Do parenting and fatherhood go hand-in-hand? You bet it does! Don’t agree with me? I mean, there’s so much stereotype attached to dads and their ability to care for their young ones that dads are portrayed as duds. Dads get trolled on the internet. Cameras are ever ready to capture their misses for Just For Laughs Gags. Aren’t they filmed to keep the show going? But before I digress, I still wonder why I evoke those sympathetic glances and tongue-clucks from my colleagues on a Saturday, after I’ve told them my husband is babysitting the children.
“Are you sure?” Well, if I weren’t sure I wouldn’t step out of the house leaving my children in the cradle of doubts. Come on, what’s all this about fathers! They aren’t inviting a tornado in there, folks! “But hey, we just meant that things are ok by the time you get home.” Pardon me; he is just not a babysitter. He is a father.

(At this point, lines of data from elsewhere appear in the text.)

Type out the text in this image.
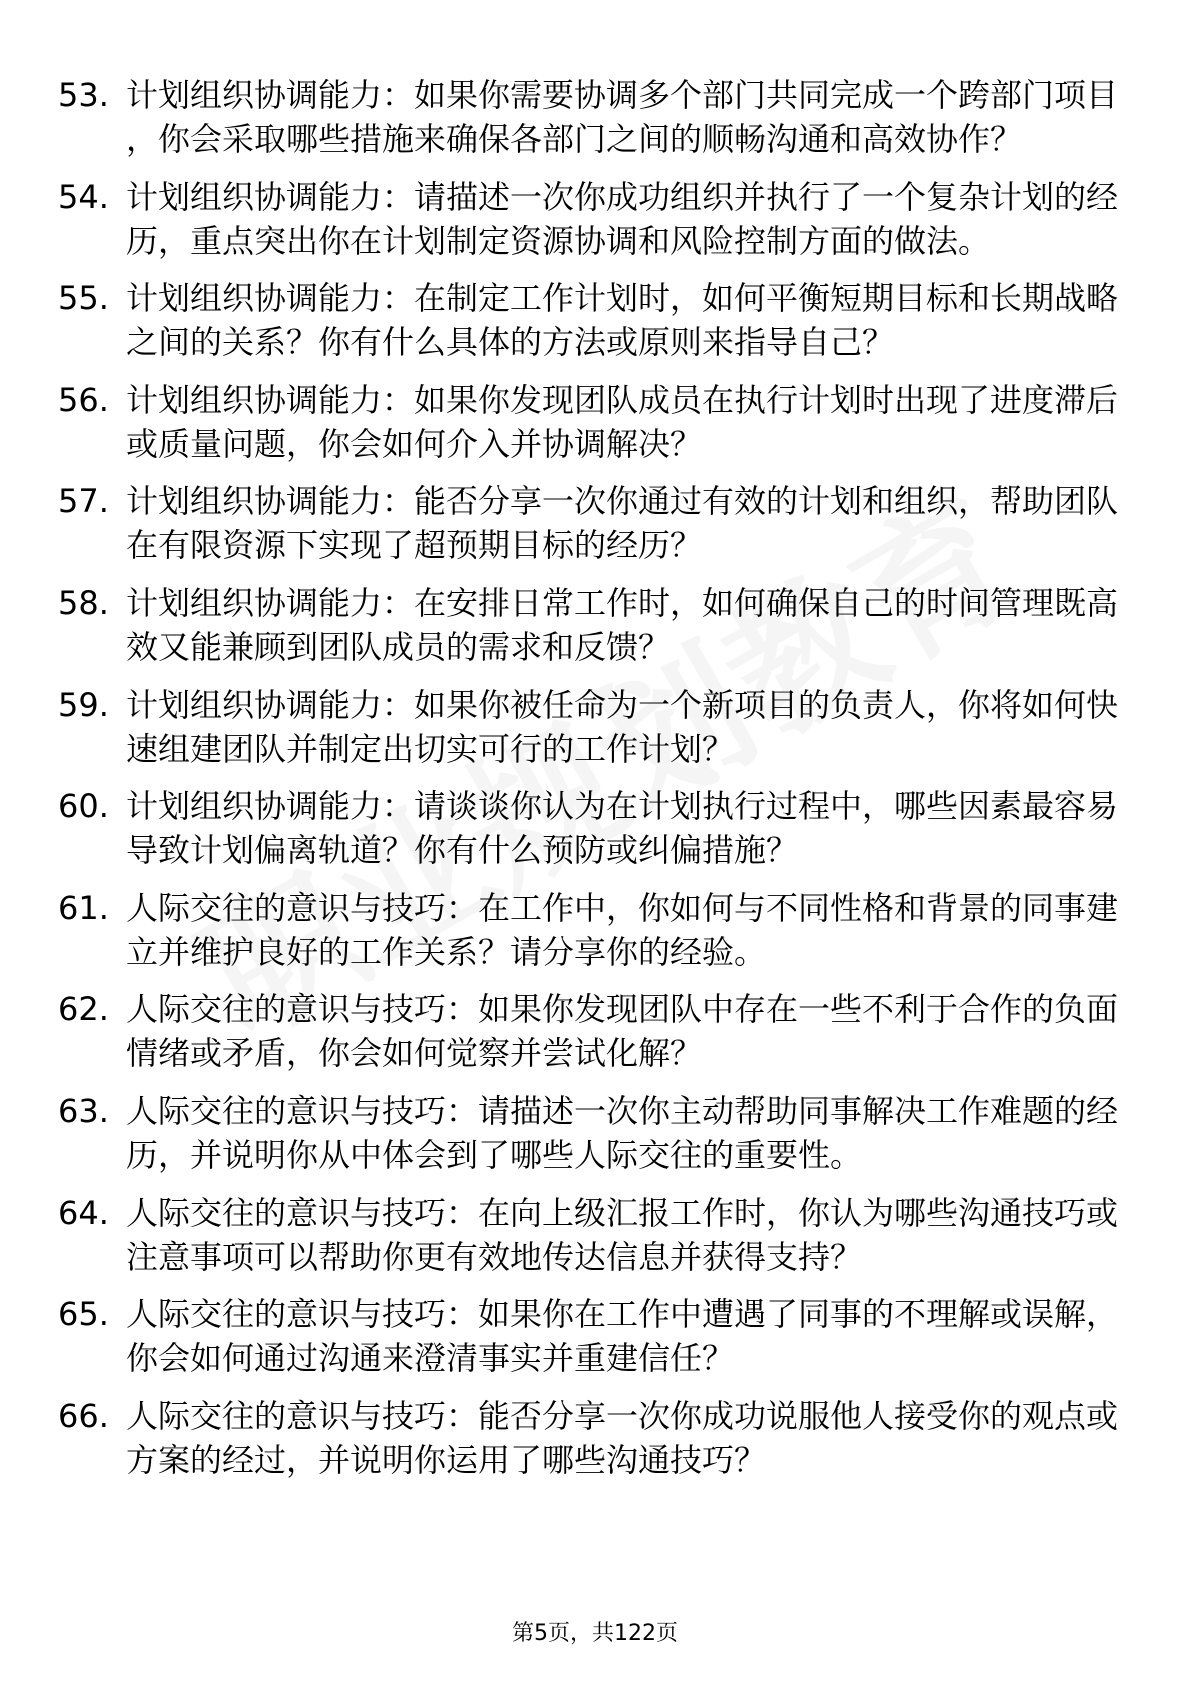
53. 计划组织协调能力：如果你需要协调多个部门共同完成一个跨部门项目，你会采取哪些措施来确保各部门之间的顺畅沟通和高效协作？
54. 计划组织协调能力：请描述一次你成功组织并执行了一个复杂计划的经历，重点突出你在计划制定资源协调和风险控制方面的做法。
55. 计划组织协调能力：在制定工作计划时，如何平衡短期目标和长期战略之间的关系？你有什么具体的方法或原则来指导自己？
56. 计划组织协调能力：如果你发现团队成员在执行计划时出现了进度滞后或质量问题，你会如何介入并协调解决？
57. 计划组织协调能力：能否分享一次你通过有效的计划和组织，帮助团队在有限资源下实现了超预期目标的经历？
58. 计划组织协调能力：在安排日常工作时，如何确保自己的时间管理既高效又能兼顾到团队成员的需求和反馈？
59. 计划组织协调能力：如果你被任命为一个新项目的负责人，你将如何快速组建团队并制定出切实可行的工作计划？
60. 计划组织协调能力：请谈谈你认为在计划执行过程中，哪些因素最容易导致计划偏离轨道？你有什么预防或纠偏措施？
61. 人际交往的意识与技巧：在工作中，你如何与不同性格和背景的同事建立并维护良好的工作关系？请分享你的经验。
62. 人际交往的意识与技巧：如果你发现团队中存在一些不利于合作的负面情绪或矛盾，你会如何觉察并尝试化解？
63. 人际交往的意识与技巧：请描述一次你主动帮助同事解决工作难题的经历，并说明你从中体会到了哪些人际交往的重要性。
64. 人际交往的意识与技巧：在向上级汇报工作时，你认为哪些沟通技巧或注意事项可以帮助你更有效地传达信息并获得支持？
65. 人际交往的意识与技巧：如果你在工作中遭遇了同事的不理解或误解，你会如何通过沟通来澄清事实并重建信任？
66. 人际交往的意识与技巧：能否分享一次你成功说服他人接受你的观点或方案的经过，并说明你运用了哪些沟通技巧？
第5页，共122页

I am pretty sure kids will be in perfect health and with their joints intact when I see them in the evening. For one, their father would rather have an infliction on himself than have a whammy drop on the kids. I am sure a paid babysitter wouldn’t do that to herself. Two, as a father, this man knew instinctively when our two-year-old broke through his nursery, pulled a chair, managed to mount the kitchen counter only to trawl through stuff because he knew candies were hidden somewhere there. Daddy makes it in time to catch the little rascal before he falls. Guess what, it was the chair that fell off because Papa frantically wanted to save his son than save the damned teakwood chair. What’s worse, he surrendered the bag of candies to our baby, so he wouldn’t have to go through the tour de force again. Here’s where Papa loses. Mama still manages to hide the candy bag. So, when I see him in the evening a bit disheveled, I know he has done something. I impulsively say, “I knew you were up to something.” But my heart sinks soon after complaining when I see my kid’s savior right there.

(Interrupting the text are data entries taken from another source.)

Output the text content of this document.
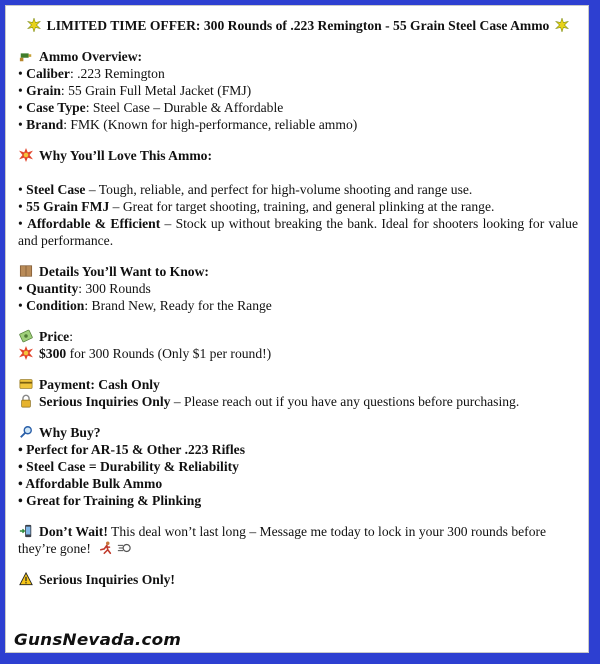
LIMITED TIME OFFER: 300 Rounds of .223 Remington - 55 Grain Steel Case Ammo
Ammo Overview:
• Caliber: .223 Remington
• Grain: 55 Grain Full Metal Jacket (FMJ)
• Case Type: Steel Case – Durable & Affordable
• Brand: FMK (Known for high-performance, reliable ammo)
Why You’ll Love This Ammo:
• Steel Case – Tough, reliable, and perfect for high-volume shooting and range use.
• 55 Grain FMJ – Great for target shooting, training, and general plinking at the range.
• Affordable & Efficient – Stock up without breaking the bank. Ideal for shooters looking for value and performance.
Details You’ll Want to Know:
• Quantity: 300 Rounds
• Condition: Brand New, Ready for the Range
Price:
$300 for 300 Rounds (Only $1 per round!)
Payment: Cash Only
Serious Inquiries Only – Please reach out if you have any questions before purchasing.
Why Buy?
• Perfect for AR-15 & Other .223 Rifles
• Steel Case = Durability & Reliability
• Affordable Bulk Ammo
• Great for Training & Plinking
Don’t Wait! This deal won’t last long – Message me today to lock in your 300 rounds before they’re gone!
Serious Inquiries Only!
GunsNevada.com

I ask him, “What else did you and the kids do?”
(At this point, I can recognize how disorganized the house has become within twelve hours.)
As he goes on to tell me, I am only half-listening, wondering how long it would take to rearrange the stuff.
OK, however, I figured out that they almost had a scuffle when it was breakfast time. The kids gave up their civility for a while. As Papa was making them toast, one of them asked for a hot dog, the other one for cereals and Papa brought out the entire kitchen on the table, while he ended up eating nothing.
Bath time ended up with a “No bath day.”
“What? You didn’t give them a shower?”
“At least, saved them from accidentally turning on the hot water.”
Lunch time ended up with burned macaroni cheese because the son pooped on the carpet and daddy spent ages cleaning the smears and then wiping the still-running-around rascal.
“What? You didn’t feed them?”
“No, they were full of all the delicacies you had been hiding in the freezer. Of course, they got to have the good crusts from that macaroni and cheese.”
Dressing up was quite like a Fashion TV parade. Kids loved to pick clothes from the laundry area that were yet to be washed. A spill of squash here and there. Soiled from playing in the garden. Mismatched accessories. And those scruffy shoes.
Added to this, the hair-dos. Oh! I never invented those five pigtails in my lifetime. But hey, they looked cool.
“So is this how you took kids out to play?”
“Yes, it saved their neat ironed clothes and hair from getting matted.”
Unconvincing at first, all of it made sense to me when I hit the sack.
My fears of how my neighbors would have glared at my kids while they strutted their different avatars. How I would have come to defend my husband. “Yes, they’re dressed up as trendsetters. Just get tips to save your laundry business from my husband. Honestly, tidy clothes don’t work when you have five-year-olds splashing stuff here and there. Do your kids listen?”
And then he works on nursing that bruise the little one had.
Or arbitrating a fight among kids.
Or putting up with the adamant sandcastle makers.
At the end of it all, he is on his knees begging for the kids to get home for supper.
And while he is preparing for dinner, he thinks about that bruise. “It isn’t life-threatening, is it?” All the while telling his boy that he is just fine, but his keeps fretting inside, pulling out his mobile to look up the side-effects of betadine! Ehm!
And, before mama is home, he searches for that air-freshener to subdue the fungi that must already be growing on the sofa cushions from leftovers and spills.
He would heave a sigh of relief with the arrival of Mama, believing that she will take over from here, but nope, Mama still needs time to get on the real mommy job. So he will give in to the kids, snuggle in with them in their bed and read them a story – even if they detest his style of reading – and once he puts them to sleep, he so fondly thinks about the wee misgivings of the little brutes.
Mama’s been there; she knows it all.
You took over for a day, and you did a wonderful job.
Won’t the corporates get this straight – yes, dads might not give birth, but you would be doing them a favor – at least in the form of longer paternity leaves. And, the mommies need to stop scoffing at their partners.
It’s downright criminal how women downplay all the daddies out there because only they are adept at caring for their children in their beautiful ways. Isn’t it why kids love their separate time with daddy!